Gattuso: “Nel derby europeo del 2003 meritava l’Inter…”

Gattuso: “Nel derby europeo del 2003 meritava l’Inter…”

Gennaro Gattuso, Pisa - Fonte Twitter Pisa AC
Gennaro Gattuso, Pisa – Fonte Twitter Pisa AC

Nel giorno di Atletico Madrid-Bayern Monaco, seconda semifinale d’andata di Champions League, riaffiorano i ricordi degli anni d’oro del nostro calcio, capace nel 2003 di portare ben 3 squadre alle semifinali e conquistare la finale tutta italiana di Manchester tra Milan e Juventus. Impossibile dimenticare uno dei periodi più belli e intensi per i tifosi, con quelli rossoneri a gioire dopo 120′ interminabili nello splendido teatro dell’Old Trafford; ma nella mente degli appassionati, c’è anche il doppio confronto cittadino che ebbe la città di Milano come grande protagonista e che vide spuntare il Milan grazie alla rete “in trasferta” segnata da Shevchenko, pareggiata dall’inutile gol di Oba Oba Martins.

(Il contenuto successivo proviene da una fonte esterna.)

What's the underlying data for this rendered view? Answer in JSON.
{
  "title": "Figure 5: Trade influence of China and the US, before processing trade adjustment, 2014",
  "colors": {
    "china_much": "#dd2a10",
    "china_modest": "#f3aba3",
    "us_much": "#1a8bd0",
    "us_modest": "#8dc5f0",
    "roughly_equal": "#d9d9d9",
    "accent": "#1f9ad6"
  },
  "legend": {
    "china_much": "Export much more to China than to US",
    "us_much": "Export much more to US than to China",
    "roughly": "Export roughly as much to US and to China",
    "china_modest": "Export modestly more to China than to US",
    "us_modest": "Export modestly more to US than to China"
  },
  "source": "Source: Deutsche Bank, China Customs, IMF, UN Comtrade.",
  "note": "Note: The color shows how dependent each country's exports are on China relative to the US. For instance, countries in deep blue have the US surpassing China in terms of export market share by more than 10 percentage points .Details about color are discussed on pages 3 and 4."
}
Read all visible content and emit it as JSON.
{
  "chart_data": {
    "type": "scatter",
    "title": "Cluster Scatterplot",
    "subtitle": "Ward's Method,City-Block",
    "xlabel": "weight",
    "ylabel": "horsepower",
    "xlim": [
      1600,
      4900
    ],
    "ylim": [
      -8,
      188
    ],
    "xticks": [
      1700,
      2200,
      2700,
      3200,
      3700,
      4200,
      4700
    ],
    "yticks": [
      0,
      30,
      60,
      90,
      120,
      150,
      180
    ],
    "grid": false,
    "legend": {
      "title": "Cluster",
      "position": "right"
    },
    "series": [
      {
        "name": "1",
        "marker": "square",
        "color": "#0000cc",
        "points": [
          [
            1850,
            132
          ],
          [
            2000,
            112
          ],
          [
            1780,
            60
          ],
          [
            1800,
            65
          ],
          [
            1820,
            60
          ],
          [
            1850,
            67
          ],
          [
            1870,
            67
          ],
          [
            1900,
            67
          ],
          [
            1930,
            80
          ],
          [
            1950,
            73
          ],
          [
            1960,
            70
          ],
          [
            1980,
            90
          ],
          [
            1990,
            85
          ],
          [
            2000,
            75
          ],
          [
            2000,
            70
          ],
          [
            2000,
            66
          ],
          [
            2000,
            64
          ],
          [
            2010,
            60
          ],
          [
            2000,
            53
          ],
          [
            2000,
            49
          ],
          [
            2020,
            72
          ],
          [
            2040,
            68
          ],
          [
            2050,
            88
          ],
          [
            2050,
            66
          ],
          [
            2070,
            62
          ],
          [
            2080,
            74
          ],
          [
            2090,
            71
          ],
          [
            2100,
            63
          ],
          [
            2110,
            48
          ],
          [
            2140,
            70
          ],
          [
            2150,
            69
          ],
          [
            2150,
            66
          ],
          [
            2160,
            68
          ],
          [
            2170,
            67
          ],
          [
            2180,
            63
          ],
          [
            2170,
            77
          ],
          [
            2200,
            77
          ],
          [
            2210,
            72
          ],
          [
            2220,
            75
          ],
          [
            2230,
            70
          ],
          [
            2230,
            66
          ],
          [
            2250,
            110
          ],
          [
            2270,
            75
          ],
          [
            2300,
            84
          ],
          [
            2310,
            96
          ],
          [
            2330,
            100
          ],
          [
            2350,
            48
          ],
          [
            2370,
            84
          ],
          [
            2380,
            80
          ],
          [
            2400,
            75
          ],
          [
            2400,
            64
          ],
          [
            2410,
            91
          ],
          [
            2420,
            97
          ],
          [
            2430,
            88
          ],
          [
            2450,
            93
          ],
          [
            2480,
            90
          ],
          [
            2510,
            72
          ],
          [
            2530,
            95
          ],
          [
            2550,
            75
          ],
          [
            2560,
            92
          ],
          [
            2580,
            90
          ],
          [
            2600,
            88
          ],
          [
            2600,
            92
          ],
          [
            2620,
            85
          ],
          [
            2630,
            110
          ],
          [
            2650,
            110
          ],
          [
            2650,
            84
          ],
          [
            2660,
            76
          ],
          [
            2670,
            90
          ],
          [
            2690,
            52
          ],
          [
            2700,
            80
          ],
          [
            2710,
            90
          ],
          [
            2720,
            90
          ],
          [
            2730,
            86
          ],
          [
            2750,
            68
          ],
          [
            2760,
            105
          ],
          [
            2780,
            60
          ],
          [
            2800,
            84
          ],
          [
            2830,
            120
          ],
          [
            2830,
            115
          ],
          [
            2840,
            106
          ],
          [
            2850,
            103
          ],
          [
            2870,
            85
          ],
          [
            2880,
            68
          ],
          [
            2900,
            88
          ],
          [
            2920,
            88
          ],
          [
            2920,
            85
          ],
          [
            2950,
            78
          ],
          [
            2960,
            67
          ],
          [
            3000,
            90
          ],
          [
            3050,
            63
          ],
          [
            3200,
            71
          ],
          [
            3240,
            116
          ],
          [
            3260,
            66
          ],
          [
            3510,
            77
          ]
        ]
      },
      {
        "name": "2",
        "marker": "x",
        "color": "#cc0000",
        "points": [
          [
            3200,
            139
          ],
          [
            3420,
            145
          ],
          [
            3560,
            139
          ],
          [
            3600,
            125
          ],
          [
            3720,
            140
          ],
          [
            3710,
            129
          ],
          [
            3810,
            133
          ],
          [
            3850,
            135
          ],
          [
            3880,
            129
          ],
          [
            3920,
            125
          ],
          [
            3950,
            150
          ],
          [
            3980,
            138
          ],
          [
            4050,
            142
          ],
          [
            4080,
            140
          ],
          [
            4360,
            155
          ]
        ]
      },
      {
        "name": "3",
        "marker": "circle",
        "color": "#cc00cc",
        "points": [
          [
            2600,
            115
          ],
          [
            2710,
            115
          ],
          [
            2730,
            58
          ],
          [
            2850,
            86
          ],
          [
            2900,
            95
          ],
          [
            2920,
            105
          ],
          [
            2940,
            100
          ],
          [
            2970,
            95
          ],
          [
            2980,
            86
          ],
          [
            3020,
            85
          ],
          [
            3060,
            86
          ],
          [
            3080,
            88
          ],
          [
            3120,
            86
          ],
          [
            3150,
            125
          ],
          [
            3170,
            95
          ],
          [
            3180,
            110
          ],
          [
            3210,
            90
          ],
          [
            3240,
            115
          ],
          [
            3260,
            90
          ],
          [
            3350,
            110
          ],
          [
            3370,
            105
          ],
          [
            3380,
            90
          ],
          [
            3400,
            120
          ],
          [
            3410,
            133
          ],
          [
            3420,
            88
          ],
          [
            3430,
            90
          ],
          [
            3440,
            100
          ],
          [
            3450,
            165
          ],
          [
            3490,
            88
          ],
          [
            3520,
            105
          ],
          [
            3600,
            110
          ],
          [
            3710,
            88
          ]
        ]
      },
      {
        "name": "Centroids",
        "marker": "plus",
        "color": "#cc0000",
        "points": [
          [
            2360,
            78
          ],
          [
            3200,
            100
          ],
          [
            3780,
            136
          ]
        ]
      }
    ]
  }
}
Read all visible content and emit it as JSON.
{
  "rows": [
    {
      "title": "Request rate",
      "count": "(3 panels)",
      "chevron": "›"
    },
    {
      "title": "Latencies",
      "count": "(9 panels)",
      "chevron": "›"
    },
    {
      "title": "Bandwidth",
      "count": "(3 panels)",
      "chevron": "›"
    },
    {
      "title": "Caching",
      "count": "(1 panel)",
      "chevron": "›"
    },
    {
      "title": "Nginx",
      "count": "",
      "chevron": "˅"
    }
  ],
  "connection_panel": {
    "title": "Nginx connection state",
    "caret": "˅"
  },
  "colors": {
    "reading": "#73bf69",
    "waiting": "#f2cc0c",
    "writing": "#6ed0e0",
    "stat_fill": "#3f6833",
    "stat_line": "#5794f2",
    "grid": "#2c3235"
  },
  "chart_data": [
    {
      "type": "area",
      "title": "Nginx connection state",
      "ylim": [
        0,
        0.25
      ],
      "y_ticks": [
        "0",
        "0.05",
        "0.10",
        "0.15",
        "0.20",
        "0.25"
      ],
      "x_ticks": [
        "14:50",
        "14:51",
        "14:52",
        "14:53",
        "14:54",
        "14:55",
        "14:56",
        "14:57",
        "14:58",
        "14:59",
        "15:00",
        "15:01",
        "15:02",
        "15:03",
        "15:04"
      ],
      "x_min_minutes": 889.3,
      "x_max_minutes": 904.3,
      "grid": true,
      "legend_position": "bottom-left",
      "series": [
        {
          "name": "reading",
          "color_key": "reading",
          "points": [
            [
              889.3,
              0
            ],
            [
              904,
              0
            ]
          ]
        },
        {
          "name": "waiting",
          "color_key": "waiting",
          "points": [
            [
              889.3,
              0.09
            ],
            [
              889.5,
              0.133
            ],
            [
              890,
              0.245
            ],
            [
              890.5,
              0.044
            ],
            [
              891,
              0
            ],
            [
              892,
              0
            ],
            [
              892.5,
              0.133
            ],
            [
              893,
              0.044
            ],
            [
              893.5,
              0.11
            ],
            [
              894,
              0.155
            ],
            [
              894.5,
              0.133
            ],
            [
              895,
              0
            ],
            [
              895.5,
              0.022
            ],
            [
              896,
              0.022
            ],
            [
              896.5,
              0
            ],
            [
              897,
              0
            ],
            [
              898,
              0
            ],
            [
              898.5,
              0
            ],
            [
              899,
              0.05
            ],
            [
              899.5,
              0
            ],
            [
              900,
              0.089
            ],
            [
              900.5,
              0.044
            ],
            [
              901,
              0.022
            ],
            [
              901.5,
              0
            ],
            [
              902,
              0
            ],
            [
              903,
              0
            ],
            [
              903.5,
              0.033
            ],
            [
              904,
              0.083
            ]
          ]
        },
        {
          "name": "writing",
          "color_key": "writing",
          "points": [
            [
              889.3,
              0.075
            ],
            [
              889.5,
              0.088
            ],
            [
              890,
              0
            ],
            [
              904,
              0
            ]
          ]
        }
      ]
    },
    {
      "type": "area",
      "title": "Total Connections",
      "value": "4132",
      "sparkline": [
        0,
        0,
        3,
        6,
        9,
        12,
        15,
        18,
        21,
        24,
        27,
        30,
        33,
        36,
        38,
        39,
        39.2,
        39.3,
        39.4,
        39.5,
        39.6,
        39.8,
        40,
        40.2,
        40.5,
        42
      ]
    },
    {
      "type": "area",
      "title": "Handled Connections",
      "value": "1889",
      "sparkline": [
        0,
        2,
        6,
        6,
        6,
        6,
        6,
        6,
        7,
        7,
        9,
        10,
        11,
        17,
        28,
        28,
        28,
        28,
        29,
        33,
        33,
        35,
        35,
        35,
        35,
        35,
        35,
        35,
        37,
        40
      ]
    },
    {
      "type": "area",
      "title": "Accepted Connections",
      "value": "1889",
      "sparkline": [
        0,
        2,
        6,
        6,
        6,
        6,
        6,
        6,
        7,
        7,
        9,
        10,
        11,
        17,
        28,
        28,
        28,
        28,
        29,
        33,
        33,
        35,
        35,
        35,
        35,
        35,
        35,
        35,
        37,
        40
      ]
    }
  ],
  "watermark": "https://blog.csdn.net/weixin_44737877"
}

Enorme il rammarico per i tifosi nerazzurri, con Cuper ancora una volta perdente di lusso, che videro svanire la finale a causa di uno strano gioco del destino (il sorteggio volle infatti che a giocare in casa nella gara d’andata, terminata sullo 0-0, fosse proprio l’Inter). A 13 anni di distanza da quel giorno, 13 maggio 2003, Gennaro Gattuso è tornato sulla partita, nel corso di un’intervista doppia con Javier Zanetti realizzata da Sony Xperia in vista della finale della Champions League di quest’anno, in programma proprio allo stadio Meazza di Milano. “Ricordo tutt’ora quella semifinale, le vittorie si ricordano sempre. Meritavano di passare loro ma dopo nel calcio non sempre vince la più forte. Nel calcio ci vuole anche un pizzico di fortuna, per un centimetro la palla può andare fuori o in porta. A volte gli episodi possono cambiare la sorte di un club o di un calciatore”.

Un’ammissione certamente sorprendente quella dell’attuale tecnico del Pisa (squalifica per 3 giornate proprio la settimana scorsa dopo le offese all’arbitro durante il derby di Lega Pro con il Pontedera), perno del centrocampo del Milan di Carlo Ancelotti assieme a Pirlo, Seedorf e Rui Costa. Per la cronaca, i rossoneri vinsero quell’edizione partendo dai preliminari, conquistando così la sesta Champions League della loro storia.